The Centralia Colored Giants were more than just a baseball club. In fact, they were both an athletic
team and an entertainment troupe rolled into one. Led by manager Henry Leake, the Giants not only
fielded one of 1930's-40's Southern Illinois' most competitive semi-pro baseball squads, but also
enthralled spectators with pre and post game string band concerts which never failed to leave those
crowds laughing, tapping their feet and singing along with joy.
Just a few locals today can recall having actually seen the Colored Giants in action, but their
recollections, along with some documentary information, can summon to our imaginations today a few
fleeting glimpses of the Colored Giants in action. Perhaps if we try hard enough we can see them in their prime.
It's just after a brief summer shower on a humid, hot afternoon in July, 1937, and a capacity crowd is on hand at Carlyle to see the local club take on the famed Centralia Colored Giants.
The visiting Giants have just concluded a rollicking concert near the grandstand and now both clubs are on the field for pregame contests. As the sun bakes down, Giants and Carlyle players race around the bases. They throw for distance in the outfield, and fire the ball from short center on a line toward a barrel at home plate. The Giants are real showmen and enjoy joking and doing stunts, but they're going all out now. We blink our eyes just once and it's already the third inning.
There's the Giants' catcher, "Wild Bill Locke" with "Thou Shalt Not Steal " on his chest protector. He calls out to his pitcher, "Sad Sam" Burris, " Pitch to Me Little Train! " and Burris kicks and fires one past the Carlyle hitter for strike one. The crowd murmurs. Looks like Burris is really strong out there today.
Only an instant more and it's late afternoon, the seventh inning, and the score is knotted at 3-3 It looks like the starting pitchers are still in there.

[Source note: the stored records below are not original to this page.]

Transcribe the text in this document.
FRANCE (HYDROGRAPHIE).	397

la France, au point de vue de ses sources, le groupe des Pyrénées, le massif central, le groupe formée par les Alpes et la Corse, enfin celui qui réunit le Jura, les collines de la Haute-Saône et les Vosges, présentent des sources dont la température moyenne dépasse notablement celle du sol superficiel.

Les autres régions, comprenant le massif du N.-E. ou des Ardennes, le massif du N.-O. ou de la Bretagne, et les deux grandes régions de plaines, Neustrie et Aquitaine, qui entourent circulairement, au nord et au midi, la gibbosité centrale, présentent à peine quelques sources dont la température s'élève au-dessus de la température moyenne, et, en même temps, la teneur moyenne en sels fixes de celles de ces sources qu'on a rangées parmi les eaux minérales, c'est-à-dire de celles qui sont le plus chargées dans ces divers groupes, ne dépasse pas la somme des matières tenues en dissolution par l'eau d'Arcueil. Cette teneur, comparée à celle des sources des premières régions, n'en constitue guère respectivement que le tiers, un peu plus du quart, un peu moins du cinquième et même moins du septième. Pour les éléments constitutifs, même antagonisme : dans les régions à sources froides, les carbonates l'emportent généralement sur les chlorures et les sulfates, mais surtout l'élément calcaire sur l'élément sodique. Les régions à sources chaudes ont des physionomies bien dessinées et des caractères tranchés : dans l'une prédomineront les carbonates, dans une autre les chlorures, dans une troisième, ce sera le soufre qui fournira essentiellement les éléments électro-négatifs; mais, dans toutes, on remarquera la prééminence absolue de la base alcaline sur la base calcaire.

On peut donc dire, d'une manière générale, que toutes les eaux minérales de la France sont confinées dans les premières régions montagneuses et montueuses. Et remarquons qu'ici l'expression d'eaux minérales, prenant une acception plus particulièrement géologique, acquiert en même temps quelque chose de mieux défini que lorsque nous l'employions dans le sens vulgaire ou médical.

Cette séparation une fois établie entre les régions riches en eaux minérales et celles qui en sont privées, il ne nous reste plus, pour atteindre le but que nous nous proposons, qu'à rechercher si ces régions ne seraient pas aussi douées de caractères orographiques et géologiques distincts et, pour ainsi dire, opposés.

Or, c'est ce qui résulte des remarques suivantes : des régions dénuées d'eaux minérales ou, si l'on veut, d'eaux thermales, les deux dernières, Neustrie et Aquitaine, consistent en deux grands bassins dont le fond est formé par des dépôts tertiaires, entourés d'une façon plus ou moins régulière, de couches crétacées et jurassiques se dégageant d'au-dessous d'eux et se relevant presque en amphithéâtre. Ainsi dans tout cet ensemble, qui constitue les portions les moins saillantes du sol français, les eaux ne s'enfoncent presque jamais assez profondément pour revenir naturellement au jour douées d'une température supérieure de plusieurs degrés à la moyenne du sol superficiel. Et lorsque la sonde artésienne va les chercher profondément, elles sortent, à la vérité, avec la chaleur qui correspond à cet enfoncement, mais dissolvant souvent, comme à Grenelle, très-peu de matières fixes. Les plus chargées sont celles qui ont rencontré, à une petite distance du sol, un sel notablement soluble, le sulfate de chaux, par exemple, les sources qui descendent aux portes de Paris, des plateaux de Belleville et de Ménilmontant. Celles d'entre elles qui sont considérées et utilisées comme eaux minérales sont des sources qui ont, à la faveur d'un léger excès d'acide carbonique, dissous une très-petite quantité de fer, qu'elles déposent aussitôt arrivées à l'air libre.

Both teams are now sweaty in their thick, flannel uniforms and have mud in their cleats and half way up their socks. The field's only marginally playable, but the Giants and Carlyle are locked in an old time thriller. It's nearly 98 degrees, but not a soul in the crowd has headed for home.
Overseas, Europe is hurtling toward chaos. In St. Louis , Dizzy Dean is shutting out the Phillies. Government scientists in Washington are trying to figure out why the Hindenberg crashed. But nobody here cares. This game's too good.
Two out, two men on... Line drive! The burly Carlyle third baseman has met a Burris curveball solidly and has driven it deep, over the Giants' shortstop, out toward Centralia 's Bob Norwood in left field.
The players and crowd rise as one, and Burris, Locke and the Centralia players pound their gloves and plot the race between the streaking baseball and Norwood who is dashing across the steaming, patchy outfield grass toward the painted board fence in left center. For two seconds more the sphere streaks overhead, a lonely white pellet floating across a deep blue sky, and then slowly it descends near the top of the wall where Norwood is leaping high with his glove extended.
But our vision recedes...
Today there are only faded clippings and box scores of this game and a hundred more like it, but the Centralia Colored Giants, those peerless athletes and entertainers of yesteryear, live on both in the memories of those who were lucky enough to have seen them play, and in the Centralia Sports Hall of Fame.